Após as tumultuadas mudanças no início da gestão de Paulo Maiurino na Polícia Federal, delegados apontam para a superintendência de Pernambuco como um possível foco de tensão para os próximos dias.
Duas investigações em andamento no estado miram a família do líder do governo de Jair Bolsonaro no Senado, Fernando Bezerra Coelho (MDB-PE). A operação Contrassenso, deflagrada na terça-feira (13), fez buscas na Prefeitura de Petrolina, comandada por Miguel Coelho, filho de Bezerra.
A investigação mira desvios em contratos da área de educação. Um dos alvos é Felipe Costa, assessor especial na cidade e chefe de gabinete de Miguel em seu mandato como deputado estadual.
O líder de Bolsonaro e o irmão de Miguel, Fernando Filho, são alvos de outra apuração, que está prestes a ser concluída.
A PF se debruçou sobre a delação de agiotas que indicaram repasses de valores de construtoras com contratos com o governo federal para Bezerra, à época ministro da Integração Nacional no governo de Dilma Rousseff (PT).

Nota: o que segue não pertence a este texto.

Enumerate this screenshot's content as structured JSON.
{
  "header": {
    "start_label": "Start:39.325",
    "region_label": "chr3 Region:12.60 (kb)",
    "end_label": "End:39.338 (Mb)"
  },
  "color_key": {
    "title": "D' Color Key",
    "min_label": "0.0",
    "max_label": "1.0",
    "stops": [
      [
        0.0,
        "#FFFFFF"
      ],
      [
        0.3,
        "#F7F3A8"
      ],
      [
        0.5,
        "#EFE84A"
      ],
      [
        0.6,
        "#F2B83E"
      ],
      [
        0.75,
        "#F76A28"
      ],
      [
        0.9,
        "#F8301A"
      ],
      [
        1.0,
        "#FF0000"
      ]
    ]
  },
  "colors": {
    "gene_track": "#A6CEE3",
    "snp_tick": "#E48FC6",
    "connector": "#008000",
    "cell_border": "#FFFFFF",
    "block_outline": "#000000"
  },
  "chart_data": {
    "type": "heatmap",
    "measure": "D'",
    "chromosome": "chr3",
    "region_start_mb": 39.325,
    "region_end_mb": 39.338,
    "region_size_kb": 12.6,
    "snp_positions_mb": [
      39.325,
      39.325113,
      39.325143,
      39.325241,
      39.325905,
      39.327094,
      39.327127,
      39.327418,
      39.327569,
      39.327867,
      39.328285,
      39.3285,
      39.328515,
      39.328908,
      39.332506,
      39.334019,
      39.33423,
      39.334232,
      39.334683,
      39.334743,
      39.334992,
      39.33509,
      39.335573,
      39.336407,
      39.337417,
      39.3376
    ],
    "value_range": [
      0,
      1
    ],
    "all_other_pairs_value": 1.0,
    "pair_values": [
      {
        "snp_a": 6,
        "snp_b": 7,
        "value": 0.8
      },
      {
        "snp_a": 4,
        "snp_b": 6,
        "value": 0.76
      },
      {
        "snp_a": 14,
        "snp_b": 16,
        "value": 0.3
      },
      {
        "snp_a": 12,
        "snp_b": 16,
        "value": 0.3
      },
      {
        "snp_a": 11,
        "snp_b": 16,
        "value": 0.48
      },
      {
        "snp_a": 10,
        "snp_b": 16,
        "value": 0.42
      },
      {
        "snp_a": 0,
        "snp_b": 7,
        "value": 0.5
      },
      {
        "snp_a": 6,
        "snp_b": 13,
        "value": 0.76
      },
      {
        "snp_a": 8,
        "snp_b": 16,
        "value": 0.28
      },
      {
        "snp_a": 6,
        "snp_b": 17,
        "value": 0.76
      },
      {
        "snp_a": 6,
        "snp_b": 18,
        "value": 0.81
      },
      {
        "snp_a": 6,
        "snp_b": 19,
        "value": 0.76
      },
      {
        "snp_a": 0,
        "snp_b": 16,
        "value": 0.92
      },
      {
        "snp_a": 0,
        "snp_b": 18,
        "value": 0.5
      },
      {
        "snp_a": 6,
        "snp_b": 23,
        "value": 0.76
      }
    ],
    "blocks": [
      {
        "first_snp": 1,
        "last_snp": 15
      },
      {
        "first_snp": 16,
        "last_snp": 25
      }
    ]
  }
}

Em participação recente no programa Jota Silva, da rádio Gravatá FM, o presidente do PTB em Pernambuco, Coronel Meira, atacou a superintendente da PF no estado, Carla Patrícia Cintra.
“Não sei porque o Geraldo Júlio (PSB, ex-prefeito de Recife e atual secretário estadual de Desenvolvimento Econômico) não é preso. Até eu sei. Porque a superintendente da PF de Pernambuco faz parte do time do PSB. E eu já pedi a Bolsonaro duas vezes, pedi recentemente de novo, ‘pelo amor de Deus, tire aquela mulher’. Porque ela está sentada em cima de todas as investigações de Pernambuco. É preso em todo lugar. Sai em todo lugar. Em Pernambuco não sai”, afirmou Meira.

O PTB é presidido por Roberto Jefferson, um dos aliados mais próximos de Bolsonaro.